SWI-Prolog / packages-clib

Assorted external libraries: processes, sockets, MIME, CGI, etc.
7 stars 18 forks source link

Do not unnecessarily encode colons in URIs/IRIs #14

Open wouterbeek opened 7 years ago

wouterbeek commented 7 years ago

The URI library currently encodes colon in the path and in the query component.

Colons in query components

In Semantic Web services it is very common to include IRIs in the query component, e.g., to indicate a selection or query. uri_query_components/2 encodes colons in the query component, even though this is not necessary. In the following example, %3A should simply be :. The # is legitimately encoded as %23, because it would otherwise be confused with the fragment component separator.

uri_query_components(Query, [predicate('http://www.w3.org/1999/02/22-rdf-syntax-ns#type')]).
Query = 'predicate=http%3A//www.w3.org/1999/02/22-rdf-syntax-ns%23type'.

Colons in path components

Colons are not very common in IRIs, but some datasets (e.g., DBpedia) do use them. iri_normalized/2 unnecessarily encodes colons in paths, e.g., translating [1] to [2].
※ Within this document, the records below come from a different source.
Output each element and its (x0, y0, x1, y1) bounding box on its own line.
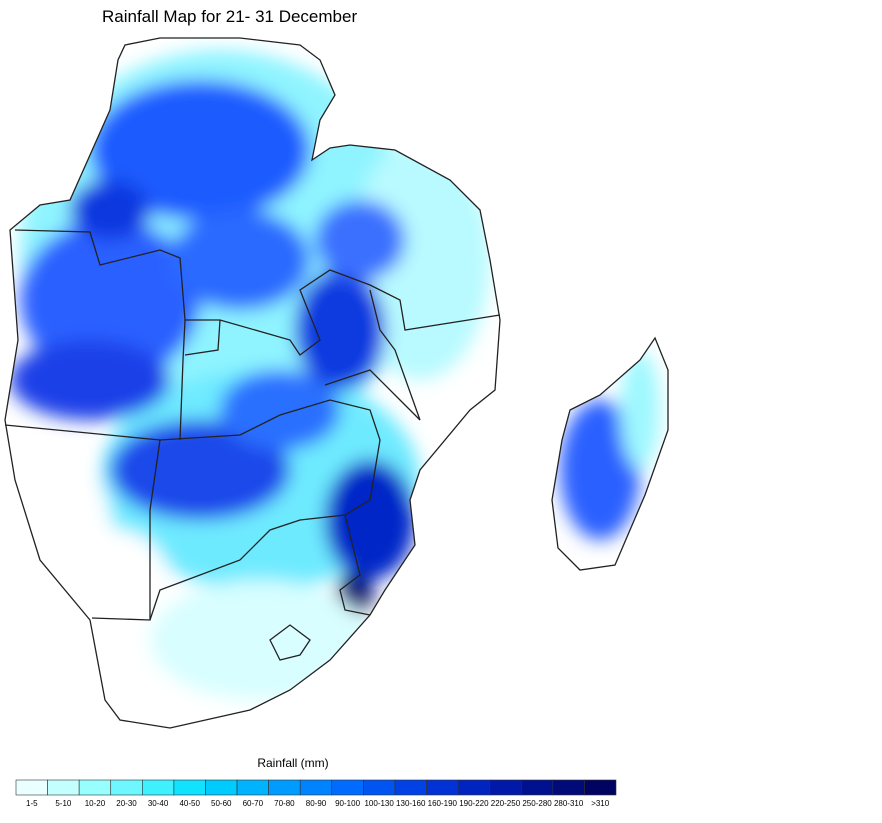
legend-swatch (110, 779, 143, 796)
legend-label: 80-90 (306, 799, 327, 808)
legend-swatch (457, 779, 490, 796)
legend-swatch (15, 779, 48, 796)
legend-label: 100-130 (364, 799, 394, 808)
legend-label: 30-40 (148, 799, 169, 808)
legend-swatch (331, 779, 364, 796)
legend-swatch (142, 779, 175, 796)
legend-swatch (520, 779, 554, 796)
legend-label: 40-50 (179, 799, 200, 808)
legend-swatch (268, 779, 301, 796)
legend-label: 250-280 (522, 799, 552, 808)
legend-swatch (236, 779, 269, 796)
legend-label: 90-100 (335, 799, 360, 808)
legend-swatch (47, 779, 80, 796)
legend-label: 130-160 (396, 799, 426, 808)
legend-label: 1-5 (26, 799, 38, 808)
legend-swatch (299, 779, 333, 796)
legend-label: 20-30 (116, 799, 137, 808)
legend-label: >310 (591, 799, 610, 808)
legend-label: 70-80 (274, 799, 295, 808)
legend-swatch (489, 779, 522, 796)
legend-label: 50-60 (211, 799, 232, 808)
legend-label: 5-10 (55, 799, 72, 808)
legend-label: 10-20 (85, 799, 106, 808)
legend: 1-5 5-10 10-20 20-30 30-40 40-50 50-60 60-70 70-… (15, 779, 617, 808)
country-borders (4, 37, 669, 729)
legend-swatch (426, 779, 459, 796)
legend-label: 280-310 (554, 799, 584, 808)
legend-swatch (173, 779, 206, 796)
legend-swatch (363, 779, 396, 796)
legend-title: Rainfall (mm) (257, 756, 328, 770)
legend-swatch (552, 779, 585, 796)
legend-swatch (584, 779, 617, 796)
rainfall-field (5, 38, 668, 728)
map-title: Rainfall Map for 21- 31 December (102, 7, 357, 26)
legend-label: 220-250 (491, 799, 521, 808)
legend-label: 190-220 (459, 799, 489, 808)
legend-label: 160-190 (428, 799, 458, 808)
legend-label: 60-70 (243, 799, 264, 808)
legend-swatch (78, 779, 112, 796)
legend-swatch (394, 779, 427, 796)
legend-swatch (205, 779, 238, 796)
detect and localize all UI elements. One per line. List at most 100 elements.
[1]   'http://dbpedia.org/resource/Category:Politics'
[2]   'http://dbpedia.org/resource/Category%3APolitics'

Reference

path = path-abempty    ; begins with "/" or is empty
     / path-absolute   ; begins with "/" but not "//"
     / path-noscheme   ; begins with a non-colon segment
     / path-rootless   ; begins with a segment
     / path-empty      ; zero characters
path-abempty  = *( "/" segment )
path-absolute = "/" [ segment-nz *( "/" segment ) ]
path-noscheme = segment-nz-nc *( "/" segment )
path-rootless = segment-nz *( "/" segment )
path-empty    = 0<pchar>
segment       = *pchar
segment-nz    = 1*pchar
segment-nz-nc = 1*( unreserved / pct-encoded / sub-delims / "@" )
              ; non-zero-length segment without any colon ":"
pchar         = unreserved / pct-encoded / sub-delims / ":" / "@"
JanWielemaker commented 7 years ago

For query components you are probably right. For path components there is a problem that a relative uri can be mistaken for a fully qualified uri. That is what Samer discovered and has caused the current behaviour (older versions did not escape :). Some git blame and search on the mailinglist will probably find the discussion. This seems consistent with JavaScript encodeURIComponent(), which also escapes :.

I guess you want a canonical, minimally escaped URI? That is a different task that could be implemented in uri_normalized/2 (which now escapes : as it shares the code). Note that using a : in a segment is allowed, but complicates the translation of an absolute URI into a relative one.

I surely wouldn't call this a bug ...

wouterbeek commented 7 years ago

The use of an unescaped colon is actually not ambiguous. RFC 3986 took this into account:

A path segment that contains a colon character (e.g., "this:that") cannot be used as the first segment of a relative-path reference, as it would be mistaken for a scheme name. Such a segment must be preceded by a dot-segment (e.g., "./this:that") to make a relative-path reference.

(I did not know this last year, otherwise I would gave given this pointer earlier.)

JanWielemaker commented 7 years ago

Interesting. This probably does require a different set of URI encoding primitives than that what is current practice though. Notably we not only need something to encode, but also something to create a relative URI. But, who is going to call that where?